What can we expect from the new album?
You can expect the most diverse thing we've done in our whole lives...which I don't know how much that says about us. But it's true.
What did you set out to accomplish this time around?
We were going to change our band name to the Bears and we were going to name the album The Bears, but people didn't think it was a good enough sign of our music. But I think it is, because we were tackling a lot of new [musical] areas. I wouldn't say we ditched the alt-country thing, but it's definitely a lesser presence on this record.
What kind of new musical areas did you tackle?
We really love the Beach Boys and power-pop and all that, but we also gave a big healthy nod to the days when we loved everything under the sun that was pop-punk.
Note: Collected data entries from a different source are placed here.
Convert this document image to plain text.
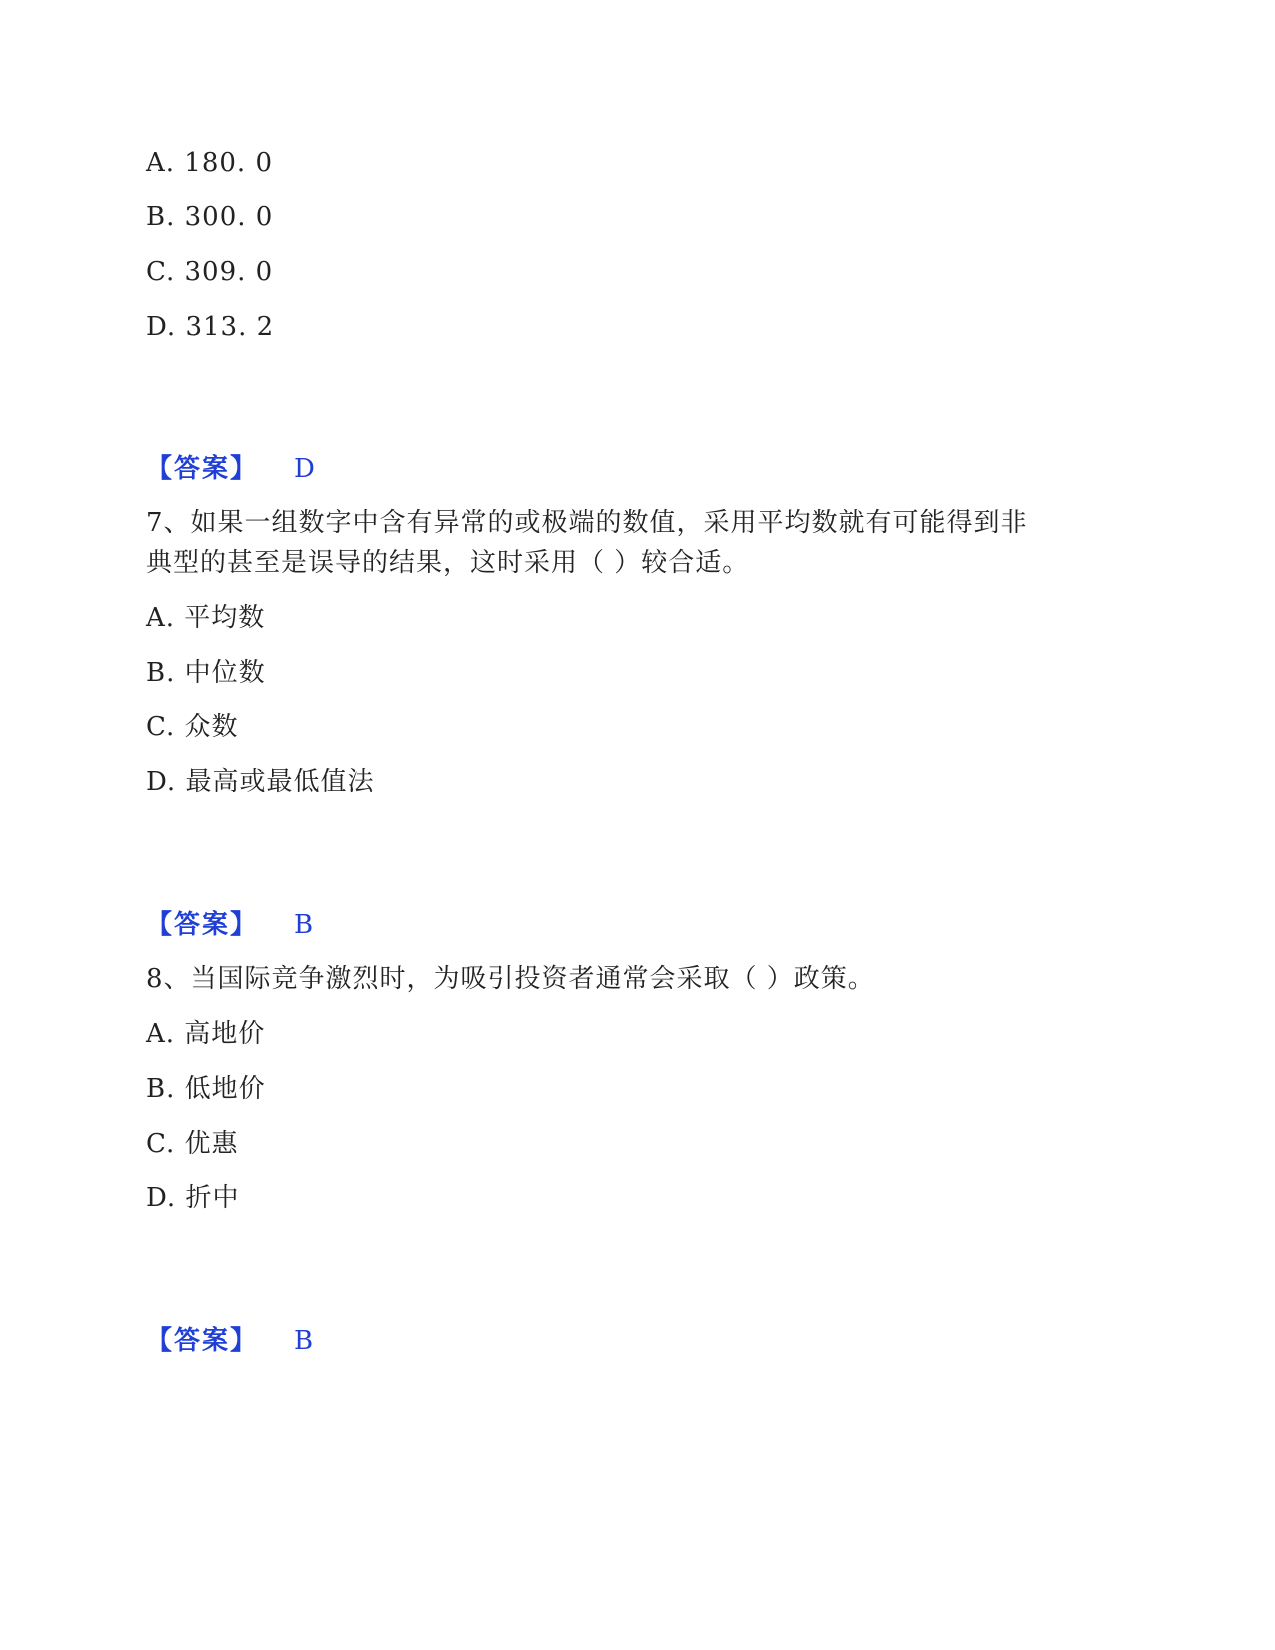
A. 180. 0
B. 300. 0
C. 309. 0
D. 313. 2
【答案】 D
7、如果一组数字中含有异常的或极端的数值，采用平均数就有可能得到非
典型的甚至是误导的结果，这时采用（ ）较合适。
A. 平均数
B. 中位数
C. 众数
D. 最高或最低值法
【答案】 B
8、当国际竞争激烈时，为吸引投资者通常会采取（ ）政策。
A. 高地价
B. 低地价
C. 优惠
D. 折中
【答案】 B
This is also your fourth album, but you're releasing it self-titled. Any reason?
We feel really solid about the music we're making and the direction we're taking. The better story is, we were actually going to change our band name to the Bears because we thought, "How badass would it be if a band that was established and had records out changed their name to the Bears mid-career and then still played the same songs?"
Wait a minute. You weren't joking earlier. You guys were really going to rename yourselves the Bears?
No, no, we were 100 percent serious. When we get out on tour, our beards grow out, and we just like the bear adventure imagery. Not that it would've been a publicity scam, but it kind of would've been a publicity scam.